Die Räder der Welt - Lake, J: Räder der Welt - Mainspring
schloss die Augen und lauschte den Geräuschen der Welt. Gott oder Gabriel würden ihn sicher mit Leichtigkeit finden, wenn sie nur wollten. Und Le Roys Esel fanden irgendwie ihren Weg in Hethors unruhige Tagträume.
***
Das Mittagessen bestand aus kaltem Hühnchen. Hethor aß langsam. Sein Hunger stand im ständigen Widerstreit mit einem allgemeinen Unwohlsein. Le Roy bot ihm Maisschnaps an, den er aber nach einem beunruhigenden Rumoren seines Magens dankend ablehnte. Den Rest ihres Aufenthalts in einem Erlenwäldchen verbrachte der alte Bauer damit, in Ruhe zu essen und zu trinken, so gemächlich wie seine beiden Esel. Hethor versuchte währenddessen, jeden Gedanken abzuschalten.
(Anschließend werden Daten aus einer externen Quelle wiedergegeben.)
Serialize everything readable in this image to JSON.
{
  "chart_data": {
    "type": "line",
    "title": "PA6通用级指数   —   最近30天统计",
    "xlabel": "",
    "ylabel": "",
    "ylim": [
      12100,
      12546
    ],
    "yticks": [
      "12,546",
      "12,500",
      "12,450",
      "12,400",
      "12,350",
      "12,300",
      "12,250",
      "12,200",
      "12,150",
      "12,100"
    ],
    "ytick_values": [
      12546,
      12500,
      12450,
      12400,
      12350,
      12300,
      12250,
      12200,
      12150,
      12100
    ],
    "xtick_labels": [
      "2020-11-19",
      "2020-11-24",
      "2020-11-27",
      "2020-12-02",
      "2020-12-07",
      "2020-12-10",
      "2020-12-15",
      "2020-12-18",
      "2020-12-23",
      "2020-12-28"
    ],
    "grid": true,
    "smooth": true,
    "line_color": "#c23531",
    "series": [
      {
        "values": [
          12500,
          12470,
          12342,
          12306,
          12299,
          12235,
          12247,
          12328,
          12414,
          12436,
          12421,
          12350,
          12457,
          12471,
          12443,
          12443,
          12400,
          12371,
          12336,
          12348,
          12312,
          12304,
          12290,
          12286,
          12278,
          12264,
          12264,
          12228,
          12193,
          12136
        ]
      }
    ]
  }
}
Der Nachmittag verging schnell, und Hethor wurde immer wieder vom knarzenden Wagen aus seiner Katermüdigkeit geweckt. Le Roy hatte nichts zu erzählen, was Hethor durchaus passte. Am Abend, als die ersten Sterne erschienen, erreichten sie Storrs. Weiße Gebäude mit Schindeldächern leuchteten unter wuchtigen Ulmen, und das Kopfsteinpflaster der Straßen war genauso sorgfältig verlegt wie in New Haven. Storrs strahlte gesundes Selbstbewusstsein aus.
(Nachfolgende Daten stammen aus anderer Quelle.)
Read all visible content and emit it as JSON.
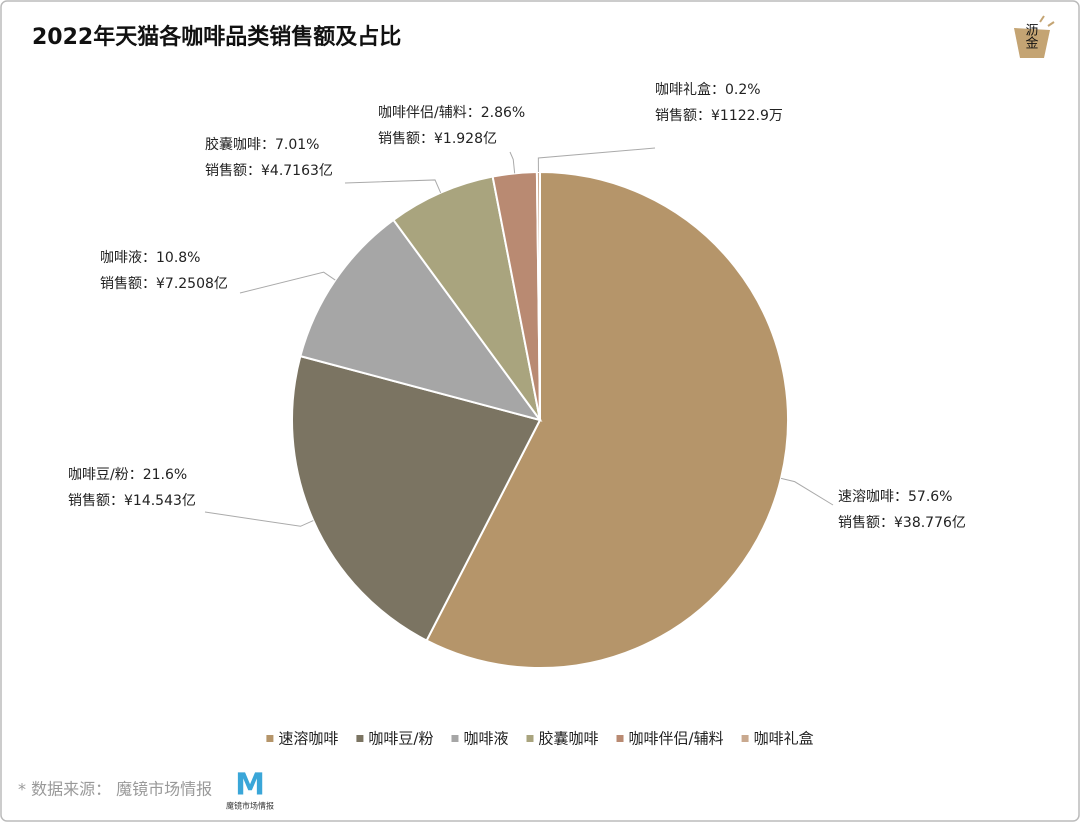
{
  "chart_data": {
    "type": "pie",
    "title": "2022年天猫各咖啡品类销售额及占比",
    "categories": [
      "速溶咖啡",
      "咖啡豆/粉",
      "咖啡液",
      "胶囊咖啡",
      "咖啡伴侣/辅料",
      "咖啡礼盒"
    ],
    "values": [
      57.6,
      21.6,
      10.8,
      7.01,
      2.86,
      0.2
    ],
    "value_labels": [
      "速溶咖啡：57.6%",
      "咖啡豆/粉：21.6%",
      "咖啡液：10.8%",
      "胶囊咖啡：7.01%",
      "咖啡伴侣/辅料：2.86%",
      "咖啡礼盒：0.2%"
    ],
    "sales_labels": [
      "销售额：¥38.776亿",
      "销售额：¥14.543亿",
      "销售额：¥7.2508亿",
      "销售额：¥4.7163亿",
      "销售额：¥1.928亿",
      "销售额：¥1122.9万"
    ],
    "colors": [
      "#b5956a",
      "#7b7462",
      "#a6a6a6",
      "#a9a47e",
      "#b98a72",
      "#c9a98f"
    ],
    "legend": "bottom",
    "source": "* 数据来源： 魔镜市场情报",
    "corner_logo": "沥金",
    "source_logo": "M",
    "source_logo_name": "魔镜市场情报"
  }
}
Mit einem Schnalzen ließ Le Roy die Esel kurz vor der Stadtmitte anhalten. Er legte die Zügel hin und drehte sich auf seinem Sitz zu Hethor um. »Bist du dir immer noch sicher, dass du den Vizekönig in Boston aufsuchen willst, Junge?«
»Ja, Sir.« Wollte Le Roy ihn davonjagen?
»Am Hof in Boston ist nur eine bestimmte Art von Mann beliebt. Man merkt, dass du aus der Stadt kommst, Junge, aber du gehörst nicht wirklich dazu.«
In New Haven hatte er auch nicht dazugehört. Faubus hatte es nicht besser gewusst, aber Pryce ... nun, Pryce war eine andere Geschichte.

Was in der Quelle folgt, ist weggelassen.